Ghosteen nasceu – de forma explícita e necessária – do sofrimento e da perda íntima de Nick Cave, enquanto uma banda sonora transparente para o processo do luto. Antecede Skeleton Tree, um álbum que também emocionalmente carregado, lançado após a morte do seu filho, embora maioritariamente composto e gravado antes deste período de perda.

A diferença entre ambos, até na qualidade, está no facto de toda a construção deste disco se ter feito centrar na tragédia pessoal de Cave. Torna-se por isso completamente impossível interromper esta ligação. Foi trabalhado através da invocação da vulnerabilidade retratada numa obra mística, enorme e emocionalmente penetrante.

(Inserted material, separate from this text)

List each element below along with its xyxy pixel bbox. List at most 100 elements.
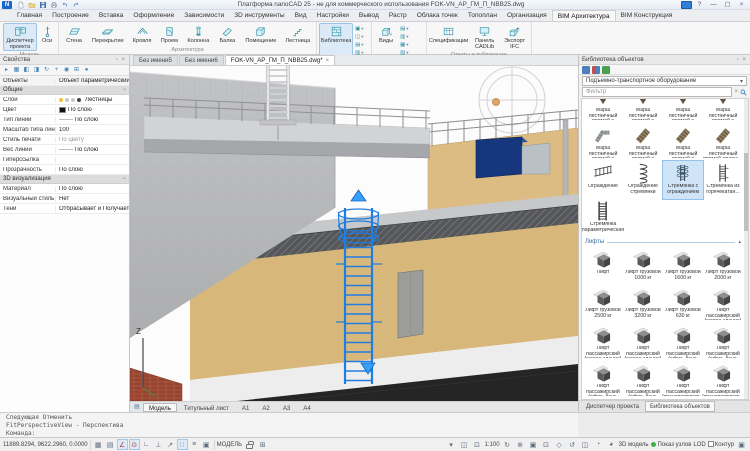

Dito isto, o tom emocional do álbum é inevitavelmente fúnebre com uma sequência de optimismo torto, surgido após algum tempo que permite a Nick Cave dizer “peace will come”. Nick Cave entrega-nos uma performance vocal pungente e conseguimos ouvir os momentos em que a garganta do vocalista se torse e arranha, sendo que mesmo assim a voz sai controlada o suficiente para emitir agudos firmes. Devemos sublinhá-lo, não só porque podemos adivinhar não terem sido músicas fáceis de gravar, mas também porque são detalhes como estes que acrescentam genuidade ao sentimento geral do álbum.

As letras não são óbvias, de tal forma que se não soubessemos o que motivou o disco nunca o colocariamos como hipótese, mesmo que as ouvissemos com toda a nossa atenção. É a narrativa particular a Nick Cave and The Bad Seeds com a escolha de múltiplos cenários de tragédia, o tópico da morte e da vontade de morrer, a paternidade colocada em abstrato com temas religiosos recorrentes complementados por coros em dilatação.

O eco gera uma sensação de espaço amplo e fechado e dá a “Ghosteen” uma dimensão quase sagrada – sendo que a sacralidade e a morte raramente se separam. O piano limpo e os violinos afiados estão aqui para decalcar de forma clássica a intenção melancólica das músicas. Vêm dizer-nos em que momentos é que tudo se deve desfazer. Ligam-se a sintetizadores fantasmagóricos densos e ao que soa a murmúrios cósmicos de um teremim.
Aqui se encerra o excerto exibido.